Ataques de engenharia social para dominar Web3, o metaverso

Os pesquisadores prevêem que um aumento nos ataques de engenharia social dominará a web3 e o metaverso. 

Web3 é o termo cunhado para o que poderia se tornar a próxima face da internet. A web passou de páginas contendo conteúdo para o crescimento das mídias sociais e, agora, o conceito de internet descentralizada está sendo discutido sob a bandeira da Web3. 

Parte dessa transformação pode incluir o ‘metaverso‘ – um ambiente 3D e mundo virtual para facilitar as conexões sociais, sejam pessoais ou de trabalho. Seu ID no metaverso também pode acabar vinculado a carteiras de criptomoedas, tokens não fungíveis (NFTs) e vários contratos inteligentes. 

À medida que os fornecedores de tecnologia trabalham nesses conceitos, os pesquisadores de segurança cibernética da Cisco Talos ofereceram sua perspectiva sobre as ameaças potenciais que a Web3 e o metaverso enfrentarão. 

A recente onda de phishing experimentada pelos usuários do OpenSea , na qual as vítimas foram enganadas para assinar transações maliciosas de contrato e entregar seus NFTs, pode destacar as formas de ataque que podemos ver mais comumente no futuro. 

A primeira questão discutida pela equipe é o uso do Ethereum Name Service (ENS) e serviços semelhantes potencialmente futuros que são usados ​​para compactar endereços de carteira em um formato que pode ser facilmente lembrado. 

Como alguns de nós especulam sobre o potencial valor futuro dos domínios ENS e os registram – como ‘businessname.eth’ – esses endereços podem ser usados ​​como alavanca em ataques de phishing, especialmente porque os domínios ENS são registrados no blockchain e não podem ser removido facilmente por meio de disputas de marcas registradas. 

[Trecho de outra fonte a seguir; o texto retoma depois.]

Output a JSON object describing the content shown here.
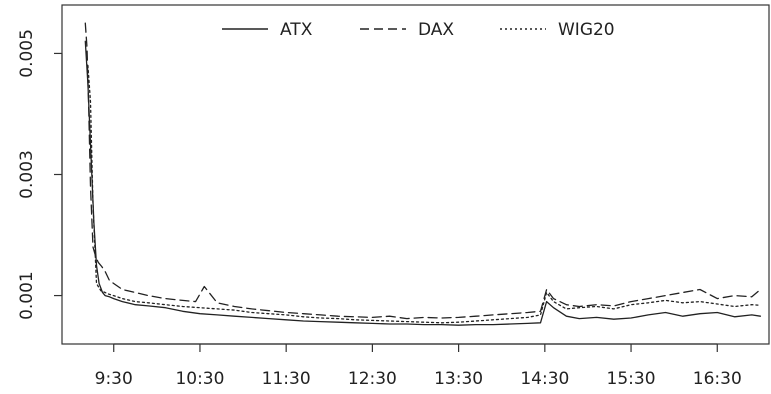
{
  "chart_data": {
    "type": "line",
    "title": "",
    "xlabel": "",
    "ylabel": "",
    "xlim": [
      8.9,
      17.1
    ],
    "ylim": [
      0.0002,
      0.0058
    ],
    "x_ticks": [
      9.5,
      10.5,
      11.5,
      12.5,
      13.5,
      14.5,
      15.5,
      16.5
    ],
    "x_tick_labels": [
      "9:30",
      "10:30",
      "11:30",
      "12:30",
      "13:30",
      "14:30",
      "15:30",
      "16:30"
    ],
    "y_ticks": [
      0.001,
      0.003,
      0.005
    ],
    "y_tick_labels": [
      "0.001",
      "0.003",
      "0.005"
    ],
    "grid": false,
    "legend_position": "top-center",
    "series": [
      {
        "name": "ATX",
        "line_style": "solid",
        "color": "#222222",
        "x": [
          9.17,
          9.2,
          9.23,
          9.27,
          9.3,
          9.33,
          9.37,
          9.4,
          9.45,
          9.5,
          9.6,
          9.75,
          9.9,
          10.1,
          10.3,
          10.5,
          10.7,
          10.9,
          11.1,
          11.3,
          11.5,
          11.7,
          11.9,
          12.1,
          12.3,
          12.5,
          12.7,
          12.9,
          13.1,
          13.3,
          13.5,
          13.7,
          13.9,
          14.1,
          14.3,
          14.45,
          14.52,
          14.6,
          14.75,
          14.9,
          15.1,
          15.3,
          15.5,
          15.7,
          15.9,
          16.1,
          16.3,
          16.5,
          16.7,
          16.9,
          17.0
        ],
        "y": [
          0.0052,
          0.0045,
          0.0035,
          0.0022,
          0.0015,
          0.0012,
          0.00105,
          0.001,
          0.00098,
          0.00095,
          0.0009,
          0.00085,
          0.00083,
          0.0008,
          0.00074,
          0.0007,
          0.00068,
          0.00066,
          0.00064,
          0.00062,
          0.0006,
          0.00058,
          0.00057,
          0.00056,
          0.00055,
          0.00054,
          0.00053,
          0.00053,
          0.00052,
          0.00052,
          0.00051,
          0.00052,
          0.00052,
          0.00053,
          0.00054,
          0.00055,
          0.0009,
          0.0008,
          0.00066,
          0.00062,
          0.00064,
          0.00061,
          0.00063,
          0.00068,
          0.00072,
          0.00066,
          0.0007,
          0.00072,
          0.00065,
          0.00068,
          0.00066
        ]
      },
      {
        "name": "DAX",
        "line_style": "dashed",
        "color": "#222222",
        "x": [
          9.17,
          9.19,
          9.21,
          9.23,
          9.26,
          9.29,
          9.32,
          9.36,
          9.4,
          9.45,
          9.5,
          9.6,
          9.75,
          9.9,
          10.1,
          10.3,
          10.45,
          10.55,
          10.7,
          10.9,
          11.1,
          11.3,
          11.5,
          11.7,
          11.9,
          12.1,
          12.3,
          12.5,
          12.7,
          12.9,
          13.1,
          13.3,
          13.5,
          13.7,
          13.9,
          14.1,
          14.3,
          14.45,
          14.52,
          14.6,
          14.75,
          14.9,
          15.1,
          15.3,
          15.5,
          15.7,
          15.9,
          16.1,
          16.3,
          16.5,
          16.7,
          16.9,
          17.0
        ],
        "y": [
          0.0055,
          0.0051,
          0.0041,
          0.0028,
          0.0018,
          0.00165,
          0.00155,
          0.00148,
          0.0014,
          0.00125,
          0.0012,
          0.0011,
          0.00105,
          0.001,
          0.00095,
          0.00092,
          0.0009,
          0.00115,
          0.00088,
          0.00082,
          0.00078,
          0.00075,
          0.00072,
          0.0007,
          0.00068,
          0.00066,
          0.00065,
          0.00064,
          0.00066,
          0.00062,
          0.00064,
          0.00063,
          0.00064,
          0.00066,
          0.00068,
          0.0007,
          0.00072,
          0.00074,
          0.0011,
          0.00095,
          0.00085,
          0.00082,
          0.00085,
          0.00083,
          0.0009,
          0.00095,
          0.001,
          0.00105,
          0.0011,
          0.00095,
          0.001,
          0.00098,
          0.0011
        ]
      },
      {
        "name": "WIG20",
        "line_style": "dotted",
        "color": "#222222",
        "x": [
          9.2,
          9.23,
          9.26,
          9.3,
          9.35,
          9.4,
          9.45,
          9.5,
          9.6,
          9.75,
          9.9,
          10.1,
          10.3,
          10.5,
          10.7,
          10.9,
          11.1,
          11.3,
          11.5,
          11.7,
          11.9,
          12.1,
          12.3,
          12.5,
          12.7,
          12.9,
          13.1,
          13.3,
          13.5,
          13.7,
          13.9,
          14.1,
          14.3,
          14.45,
          14.52,
          14.6,
          14.75,
          14.9,
          15.1,
          15.3,
          15.5,
          15.7,
          15.9,
          16.1,
          16.3,
          16.5,
          16.7,
          16.9,
          17.0
        ],
        "y": [
          0.0048,
          0.0042,
          0.0025,
          0.0012,
          0.00108,
          0.00105,
          0.00102,
          0.001,
          0.00095,
          0.0009,
          0.00088,
          0.00085,
          0.00082,
          0.0008,
          0.00078,
          0.00076,
          0.00072,
          0.0007,
          0.00068,
          0.00065,
          0.00063,
          0.00062,
          0.0006,
          0.00059,
          0.00058,
          0.00057,
          0.00056,
          0.00055,
          0.00056,
          0.00058,
          0.0006,
          0.00062,
          0.00064,
          0.00068,
          0.00105,
          0.0009,
          0.00078,
          0.0008,
          0.00082,
          0.00078,
          0.00085,
          0.00088,
          0.00092,
          0.00088,
          0.0009,
          0.00086,
          0.00082,
          0.00085,
          0.00084
        ]
      }
    ]
  }
}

“Pode não ser surpresa que os domínios da ENS como cisco.eth, wellsfargo.eth, foxnews.eth e assim por diante não sejam de fato de propriedade das respectivas empresas que possuem essas marcas, mas sim de terceiros que as registraram. nomes no início com intenções desconhecidas”, diz Talos. “O risco aqui é óbvio.”

Além disso, aqueles que registram um domínio ENS podem usar seus nomes, desanonimizando um endereço e sinalizando para outras pessoas quais fundos um indivíduo possui em sua carteira de criptomoedas, aumentando potencialmente o risco de ser alvo seletivo de um agente de ameaça. 

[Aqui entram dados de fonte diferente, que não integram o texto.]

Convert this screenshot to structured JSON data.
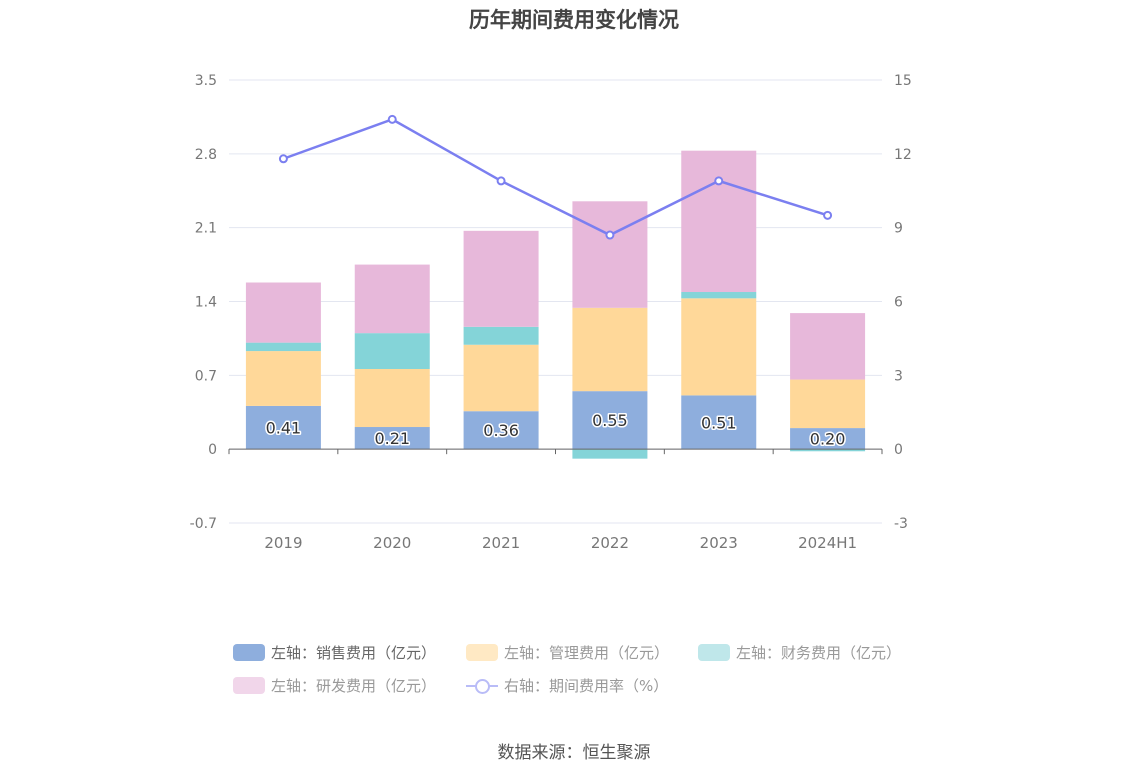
{
  "title": "历年期间费用变化情况",
  "source": "数据来源：恒生聚源",
  "colors": {
    "sales": "#8eaedd",
    "admin": "#ffd899",
    "finance": "#84d4d8",
    "rnd": "#e7b8da",
    "rate": "#7b7ff0",
    "grid": "#e3e6f0",
    "axis": "#666666"
  },
  "legend": [
    {
      "label": "左轴：销售费用（亿元）",
      "color": "#8eaedd",
      "type": "box",
      "inactive": false
    },
    {
      "label": "左轴：管理费用（亿元）",
      "color": "#ffe9c4",
      "type": "box",
      "inactive": true
    },
    {
      "label": "左轴：财务费用（亿元）",
      "color": "#bfe7ea",
      "type": "box",
      "inactive": true
    },
    {
      "label": "左轴：研发费用（亿元）",
      "color": "#f1d6ea",
      "type": "box",
      "inactive": true
    },
    {
      "label": "右轴：期间费用率（%）",
      "color": "#b9bcf7",
      "type": "line",
      "inactive": true
    }
  ],
  "chart_data": {
    "type": "bar",
    "title": "历年期间费用变化情况",
    "categories": [
      "2019",
      "2020",
      "2021",
      "2022",
      "2023",
      "2024H1"
    ],
    "stacked": true,
    "left_axis": {
      "min": -0.7,
      "max": 3.5,
      "ticks": [
        "-0.7",
        "0",
        "0.7",
        "1.4",
        "2.1",
        "2.8",
        "3.5"
      ]
    },
    "right_axis": {
      "min": -3,
      "max": 15,
      "ticks": [
        "-3",
        "0",
        "3",
        "6",
        "9",
        "12",
        "15"
      ]
    },
    "series": [
      {
        "name": "左轴：销售费用（亿元）",
        "axis": "left",
        "type": "bar",
        "values": [
          0.41,
          0.21,
          0.36,
          0.55,
          0.51,
          0.2
        ],
        "labels": [
          "0.41",
          "0.21",
          "0.36",
          "0.55",
          "0.51",
          "0.20"
        ]
      },
      {
        "name": "左轴：管理费用（亿元）",
        "axis": "left",
        "type": "bar",
        "values": [
          0.52,
          0.55,
          0.63,
          0.79,
          0.92,
          0.46
        ]
      },
      {
        "name": "左轴：财务费用（亿元）",
        "axis": "left",
        "type": "bar",
        "values": [
          0.08,
          0.34,
          0.17,
          -0.09,
          0.06,
          -0.02
        ]
      },
      {
        "name": "左轴：研发费用（亿元）",
        "axis": "left",
        "type": "bar",
        "values": [
          0.57,
          0.65,
          0.91,
          1.01,
          1.34,
          0.63
        ]
      },
      {
        "name": "右轴：期间费用率（%）",
        "axis": "right",
        "type": "line",
        "values": [
          11.8,
          13.4,
          10.9,
          8.7,
          10.9,
          9.5
        ]
      }
    ],
    "grid": true
  }
}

Uma breve pesquisa da Cisco Talos sobre os detentores de domínio .ENS que divulgaram seu endereço revelou uma série de ‘baleias’ segurando grandes quantidades de criptomoeda e alguns NFTs bastante lucrativos.

Vários detentores também revelam suas cidades de origem, nomes completos e perfis de mídia social – dando aos invasores uma visão mais ampla dos indivíduos a serem alvos em ataques de engenharia social. 

“Para muitos, identificar suas identidades do mundo real e localizações físicas a partir do domínio ENS e da conta do Twitter era quase trivial”, dizem os pesquisadores. 

Como a Web3 será um novo conceito sobre o qual os usuários precisarão de tempo para aprender, uma falta geral de educação também pode tornar os indivíduos mais suscetíveis a golpes e fraudes. 

“Tecnologia desconhecida muitas vezes pode levar os usuários a tomar decisões erradas”, diz Cisco Talos. “A Web3 não é exceção. A grande maioria dos incidentes de segurança que afetam os usuários da Web3 são causados ​​por ataques de engenharia social.”

Além disso, a clonagem de carteira – já uma ameaça na prática – pode se tornar um método de ataque mais popular no futuro. Isso exige que as vítimas desistam de sua frase inicial, a chave secreta usada para recuperar carteiras perdidas e pode ser solicitada por meio de engenharia social, atuando como suporte ao cliente ou enganando os titulares de carteiras em processos de verificação falsos. 

Embora a Web3 ainda esteja em desenvolvimento, vale a pena dedicar um tempo para se familiarizar com essa tecnologia – especialmente se você planeja explorar o mundo descentralizado no futuro. 

A Cisco Talos também recomenda a implementação de medidas básicas de segurança, gerenciadores de senhas, autenticação multifator (MFA) e, o mais importante, lembrando que você nunca deve entregar suas frases iniciais. 

Fonte: https://www.zdnet.com/

Ninja

Na cena de cybersecurity a mais de 25 anos, Ninja trabalha como evangelizador de segurança da informação no Brasil. Preocupado com a conscientização de segurança cibernética, a ideia inicial é conseguir expor um pouco para o publico Brasileiro do que acontece no mundo.